It’s September, and the new fall TV schedule is just around the corner. A vast number of new shows, unfortunately, doesn’t guarantee a lot of good new shows. After combing through early reports, I started making a list of shows that might be worth watching. As I watch previews, shows tend to drop off the list quickly, so it’s getting shorter by the day. Of course, my first-place pick last year was “Awake,” which was quickly canceled, so what do I know? Here are a few fall shows that might have potential:
“Arrow” A reboot of the Green Arrow story, Oliver Queen goes missing after a shipwreck. Years later he is found, changed; he has a secret vigilante identity. Word on the street is, even though The CW runs toward teen television, this darker version of the Green Arrow is directed at an older audience. Likely to be violent, but appears to be aiming at a strong good versus evil theme. It’s getting some good buzz. October 10, The CW.
“Elementary” This new version of Sherlock Holmes includes a (gasp!) female Dr. Watson played by Lucy Liu. Jonny Lee Miller plays Sherlock, and if you’re not up in arms on behalf of Benedict Cumberbatch and the BBC “Sherlock” series, you might just like it. Holmes is a recovering addict; Dr. Watson has been appointed his “sober companion.” September 27, CBS.
“Go On” Matthew Perry (“Friends”) is a sports radio personality who recently lost his wife. He must participate in group therapy to satisfy his employers that he’s ready to go back on the air. Anyone remember Bob Newhart’s group therapy? If this show bears any resemblance to that, count me in. Of course, it seems a given that the show will push the envelope, alternating between silliness, crudeness, and painfully honest grief. We’ll just have to see how it goes. September 11, NBC.

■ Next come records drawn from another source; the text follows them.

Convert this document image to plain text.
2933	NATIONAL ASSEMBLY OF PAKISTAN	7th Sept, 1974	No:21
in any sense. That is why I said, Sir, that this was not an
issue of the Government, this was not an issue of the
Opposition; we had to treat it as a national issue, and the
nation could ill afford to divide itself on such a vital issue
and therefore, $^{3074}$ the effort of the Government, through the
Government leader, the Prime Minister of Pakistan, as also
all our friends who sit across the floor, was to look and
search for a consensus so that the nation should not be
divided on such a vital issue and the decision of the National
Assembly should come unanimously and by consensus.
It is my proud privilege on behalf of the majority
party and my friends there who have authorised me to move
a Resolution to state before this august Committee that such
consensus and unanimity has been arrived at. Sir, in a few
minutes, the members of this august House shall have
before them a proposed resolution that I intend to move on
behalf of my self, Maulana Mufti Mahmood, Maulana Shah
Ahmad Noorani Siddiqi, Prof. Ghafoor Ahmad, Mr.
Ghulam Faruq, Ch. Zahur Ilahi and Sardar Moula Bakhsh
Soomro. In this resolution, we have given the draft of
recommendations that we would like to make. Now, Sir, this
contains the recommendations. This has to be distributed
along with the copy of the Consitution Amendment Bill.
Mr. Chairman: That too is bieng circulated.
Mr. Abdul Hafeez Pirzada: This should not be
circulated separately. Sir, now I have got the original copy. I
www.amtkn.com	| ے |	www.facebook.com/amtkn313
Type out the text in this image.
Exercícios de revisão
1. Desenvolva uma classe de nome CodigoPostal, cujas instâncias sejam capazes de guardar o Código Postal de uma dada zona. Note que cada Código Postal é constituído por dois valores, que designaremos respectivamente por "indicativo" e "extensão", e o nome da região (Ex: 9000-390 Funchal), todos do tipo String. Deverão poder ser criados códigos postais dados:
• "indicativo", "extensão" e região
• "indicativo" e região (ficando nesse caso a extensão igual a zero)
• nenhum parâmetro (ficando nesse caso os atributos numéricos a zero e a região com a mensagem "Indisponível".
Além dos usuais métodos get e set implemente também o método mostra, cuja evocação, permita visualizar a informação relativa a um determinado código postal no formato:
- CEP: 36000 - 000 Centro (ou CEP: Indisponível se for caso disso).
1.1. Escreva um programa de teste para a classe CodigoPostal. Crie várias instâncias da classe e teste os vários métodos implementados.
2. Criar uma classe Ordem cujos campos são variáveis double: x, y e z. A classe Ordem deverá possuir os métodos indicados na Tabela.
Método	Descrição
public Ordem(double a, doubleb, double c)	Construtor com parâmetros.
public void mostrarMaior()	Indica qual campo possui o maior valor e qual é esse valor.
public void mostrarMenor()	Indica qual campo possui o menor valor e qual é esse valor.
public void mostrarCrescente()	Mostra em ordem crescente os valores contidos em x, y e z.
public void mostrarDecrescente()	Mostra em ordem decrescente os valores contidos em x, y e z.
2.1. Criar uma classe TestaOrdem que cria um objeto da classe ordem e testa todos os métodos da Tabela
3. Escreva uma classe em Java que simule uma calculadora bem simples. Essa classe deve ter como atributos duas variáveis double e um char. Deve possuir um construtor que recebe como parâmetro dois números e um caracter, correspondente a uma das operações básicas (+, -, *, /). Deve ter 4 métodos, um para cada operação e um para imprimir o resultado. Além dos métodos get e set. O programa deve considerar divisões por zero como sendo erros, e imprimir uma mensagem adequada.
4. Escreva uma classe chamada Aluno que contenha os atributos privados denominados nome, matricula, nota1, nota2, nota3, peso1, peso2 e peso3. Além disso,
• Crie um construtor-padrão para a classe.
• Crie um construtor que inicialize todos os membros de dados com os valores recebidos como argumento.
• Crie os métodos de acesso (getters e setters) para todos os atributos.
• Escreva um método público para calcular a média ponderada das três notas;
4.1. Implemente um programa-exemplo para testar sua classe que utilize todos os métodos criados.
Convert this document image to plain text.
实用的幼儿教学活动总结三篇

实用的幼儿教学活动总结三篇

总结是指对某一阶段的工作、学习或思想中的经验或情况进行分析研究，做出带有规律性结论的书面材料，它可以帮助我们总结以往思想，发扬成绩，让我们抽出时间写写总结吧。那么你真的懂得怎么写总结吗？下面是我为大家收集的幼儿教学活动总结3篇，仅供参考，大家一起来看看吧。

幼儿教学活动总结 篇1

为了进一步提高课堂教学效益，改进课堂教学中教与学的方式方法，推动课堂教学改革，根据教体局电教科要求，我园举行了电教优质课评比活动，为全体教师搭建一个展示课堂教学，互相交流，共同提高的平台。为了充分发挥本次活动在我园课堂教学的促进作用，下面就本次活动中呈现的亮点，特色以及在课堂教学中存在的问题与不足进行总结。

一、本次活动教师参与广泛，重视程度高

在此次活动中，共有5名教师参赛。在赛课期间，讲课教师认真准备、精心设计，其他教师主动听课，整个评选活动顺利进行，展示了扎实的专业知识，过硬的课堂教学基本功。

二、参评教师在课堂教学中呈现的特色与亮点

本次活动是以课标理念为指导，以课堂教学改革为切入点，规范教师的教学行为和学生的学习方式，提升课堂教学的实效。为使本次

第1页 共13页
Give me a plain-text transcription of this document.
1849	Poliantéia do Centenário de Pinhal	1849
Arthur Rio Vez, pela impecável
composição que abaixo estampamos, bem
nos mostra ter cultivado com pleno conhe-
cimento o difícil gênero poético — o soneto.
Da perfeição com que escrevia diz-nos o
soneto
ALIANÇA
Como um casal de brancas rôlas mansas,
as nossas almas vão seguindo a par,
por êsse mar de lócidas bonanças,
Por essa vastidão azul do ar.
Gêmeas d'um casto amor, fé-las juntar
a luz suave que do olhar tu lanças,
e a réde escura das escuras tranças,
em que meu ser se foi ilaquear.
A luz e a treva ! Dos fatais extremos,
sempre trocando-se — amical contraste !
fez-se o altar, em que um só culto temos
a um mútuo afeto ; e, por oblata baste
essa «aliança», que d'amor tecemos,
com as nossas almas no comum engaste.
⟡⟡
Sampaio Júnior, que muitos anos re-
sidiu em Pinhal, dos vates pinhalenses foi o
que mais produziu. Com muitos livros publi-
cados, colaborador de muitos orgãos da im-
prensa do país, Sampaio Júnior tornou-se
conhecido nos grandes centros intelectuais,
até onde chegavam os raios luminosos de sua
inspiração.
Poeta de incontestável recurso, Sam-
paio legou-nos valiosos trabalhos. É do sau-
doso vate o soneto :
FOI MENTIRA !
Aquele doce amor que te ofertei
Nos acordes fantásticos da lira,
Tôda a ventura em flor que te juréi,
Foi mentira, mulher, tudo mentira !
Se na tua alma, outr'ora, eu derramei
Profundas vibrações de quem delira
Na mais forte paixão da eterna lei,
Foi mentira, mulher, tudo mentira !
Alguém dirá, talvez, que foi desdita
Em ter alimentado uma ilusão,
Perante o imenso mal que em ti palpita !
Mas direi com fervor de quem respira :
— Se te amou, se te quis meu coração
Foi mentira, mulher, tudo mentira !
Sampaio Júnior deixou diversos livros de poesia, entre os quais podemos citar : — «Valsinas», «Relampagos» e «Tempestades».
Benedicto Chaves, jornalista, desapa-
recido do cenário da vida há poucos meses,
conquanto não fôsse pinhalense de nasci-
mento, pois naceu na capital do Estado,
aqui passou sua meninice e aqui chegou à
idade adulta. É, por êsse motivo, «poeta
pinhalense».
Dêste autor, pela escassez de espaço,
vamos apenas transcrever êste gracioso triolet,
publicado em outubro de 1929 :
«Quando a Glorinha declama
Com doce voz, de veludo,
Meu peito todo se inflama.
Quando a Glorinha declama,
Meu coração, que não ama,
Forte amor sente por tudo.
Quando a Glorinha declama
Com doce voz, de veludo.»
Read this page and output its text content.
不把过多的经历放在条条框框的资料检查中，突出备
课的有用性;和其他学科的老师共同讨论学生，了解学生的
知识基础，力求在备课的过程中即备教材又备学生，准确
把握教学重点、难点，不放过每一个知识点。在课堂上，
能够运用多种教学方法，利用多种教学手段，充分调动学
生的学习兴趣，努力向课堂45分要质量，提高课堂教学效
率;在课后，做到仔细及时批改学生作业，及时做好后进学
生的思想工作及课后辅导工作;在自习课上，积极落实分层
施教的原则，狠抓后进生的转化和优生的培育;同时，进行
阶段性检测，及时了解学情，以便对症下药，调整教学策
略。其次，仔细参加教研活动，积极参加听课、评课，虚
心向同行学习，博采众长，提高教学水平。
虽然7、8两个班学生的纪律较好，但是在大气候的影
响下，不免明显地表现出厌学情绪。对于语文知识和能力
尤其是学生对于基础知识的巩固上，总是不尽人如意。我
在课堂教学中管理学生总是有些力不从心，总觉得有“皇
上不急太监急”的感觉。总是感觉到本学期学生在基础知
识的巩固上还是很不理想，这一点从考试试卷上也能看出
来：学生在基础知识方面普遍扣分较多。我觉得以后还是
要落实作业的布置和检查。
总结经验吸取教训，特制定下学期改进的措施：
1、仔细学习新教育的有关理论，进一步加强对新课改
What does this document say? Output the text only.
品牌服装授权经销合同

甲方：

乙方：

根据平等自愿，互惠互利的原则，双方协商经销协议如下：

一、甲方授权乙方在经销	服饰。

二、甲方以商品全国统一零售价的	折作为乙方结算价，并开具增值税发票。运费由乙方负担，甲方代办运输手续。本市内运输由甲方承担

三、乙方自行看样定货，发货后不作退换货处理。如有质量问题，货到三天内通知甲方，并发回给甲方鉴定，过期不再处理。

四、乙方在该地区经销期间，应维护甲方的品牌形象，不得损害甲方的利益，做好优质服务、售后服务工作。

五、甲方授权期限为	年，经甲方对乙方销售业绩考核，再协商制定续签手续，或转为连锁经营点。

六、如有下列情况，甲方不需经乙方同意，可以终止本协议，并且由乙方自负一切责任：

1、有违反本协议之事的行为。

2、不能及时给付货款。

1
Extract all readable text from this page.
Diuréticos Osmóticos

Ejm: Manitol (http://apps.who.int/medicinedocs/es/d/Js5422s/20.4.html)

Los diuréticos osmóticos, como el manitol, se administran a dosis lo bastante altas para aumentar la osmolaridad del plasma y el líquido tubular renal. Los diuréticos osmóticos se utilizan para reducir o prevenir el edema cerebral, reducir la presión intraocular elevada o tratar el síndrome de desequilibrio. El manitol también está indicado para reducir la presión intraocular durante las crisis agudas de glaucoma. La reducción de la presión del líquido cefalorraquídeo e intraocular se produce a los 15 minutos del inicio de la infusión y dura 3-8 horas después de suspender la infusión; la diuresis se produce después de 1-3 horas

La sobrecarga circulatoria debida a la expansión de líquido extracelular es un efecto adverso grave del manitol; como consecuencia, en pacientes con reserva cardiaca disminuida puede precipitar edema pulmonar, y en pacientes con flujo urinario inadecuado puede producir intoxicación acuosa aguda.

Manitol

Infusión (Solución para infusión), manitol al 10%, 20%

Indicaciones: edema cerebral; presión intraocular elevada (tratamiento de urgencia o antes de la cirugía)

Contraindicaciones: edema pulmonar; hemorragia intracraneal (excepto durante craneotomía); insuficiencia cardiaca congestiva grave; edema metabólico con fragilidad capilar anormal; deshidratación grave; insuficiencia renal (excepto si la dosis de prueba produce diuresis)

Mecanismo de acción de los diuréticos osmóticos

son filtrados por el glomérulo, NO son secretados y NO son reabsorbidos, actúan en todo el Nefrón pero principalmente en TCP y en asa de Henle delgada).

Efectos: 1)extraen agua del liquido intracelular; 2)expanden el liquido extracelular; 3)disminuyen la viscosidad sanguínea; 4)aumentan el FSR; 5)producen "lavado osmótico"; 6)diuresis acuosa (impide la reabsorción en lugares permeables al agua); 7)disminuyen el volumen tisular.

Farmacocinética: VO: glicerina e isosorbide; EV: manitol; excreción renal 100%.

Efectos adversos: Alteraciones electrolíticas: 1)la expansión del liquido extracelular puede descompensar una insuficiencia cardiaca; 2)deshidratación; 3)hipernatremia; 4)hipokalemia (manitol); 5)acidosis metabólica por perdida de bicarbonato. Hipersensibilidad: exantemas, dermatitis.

“Last Resort” Andrew Bragher (“Homicide”) is an excellent actor leading a well-received show that could very well run aground. A U.S. nuclear submarine is ordered to fire on Pakistan; Bragher’s character refuses, and the sub is fired upon. Very Tom Clancy, yet here’s where it gets dicey—the sub conveniently goes to an “exotic island” where the crew can regroup and attempt to clear their names. “Lost,” meet Jack Ryan. September 27, ABC.
“Nashville” A female country star of a certain age is seeing her star power fade, while a hot young star is burning up the charts. Guess what? They have to work together. This could be soapy and catty. But it also stars two beloved actresses—Connie Britton, who won hearts as Tami Taylor on “Friday Night Lights,” and Hayden Panettierre, the cheerleader superhero from “Heroes.” It will be popular, no doubt. Will it be good television? Time will tell. October 10, ABC.
Those are the shows I have some hope for. There are quite a few others I have no hope for. I’ll name some names:
NBC’s “Revolution” looks like a desperate attempt to cash in on the popularity of The Hunger Games. Coming midseason to the same network, Anne Heche stars as a modern prophet, Desperate Housewives-style, in “Save Me.” Spare me.
ABC’s “Zero Hour” stars Anthony Edwards as a skeptic going on a hunt to find his abducted wife, but it involves symbols and ancient societies a la The DaVinci Code. “666 Park Avenue” appears to involve a possessed apartment building that will give its residents all they desire as soon as they make a pact with the devil. Did we learn nothing from Adam and Eve? That never works out well.
And then there’s the one that really made me sad. A couple of years ago, my local bookstore had a display of Candace Bushnell’s The Carrie Diaries, a young-adult prequel to her book-to-TV blockbuster Sex and the City. Because, apparently, teens need to know how Carrie got to be Carrie. Now it too is a TV show, also called “The Carrie Diaries,” on The CW. But here’s the worst of it: young 1980s high school senior Carrie is played by AnnaSophia Robb, from the movie versions of Because of Winn Dixie, Bridge to Terabithia, and Soul Surfer. One can only hope the show rises above its history.
What television shows will you be watching or avoiding this fall?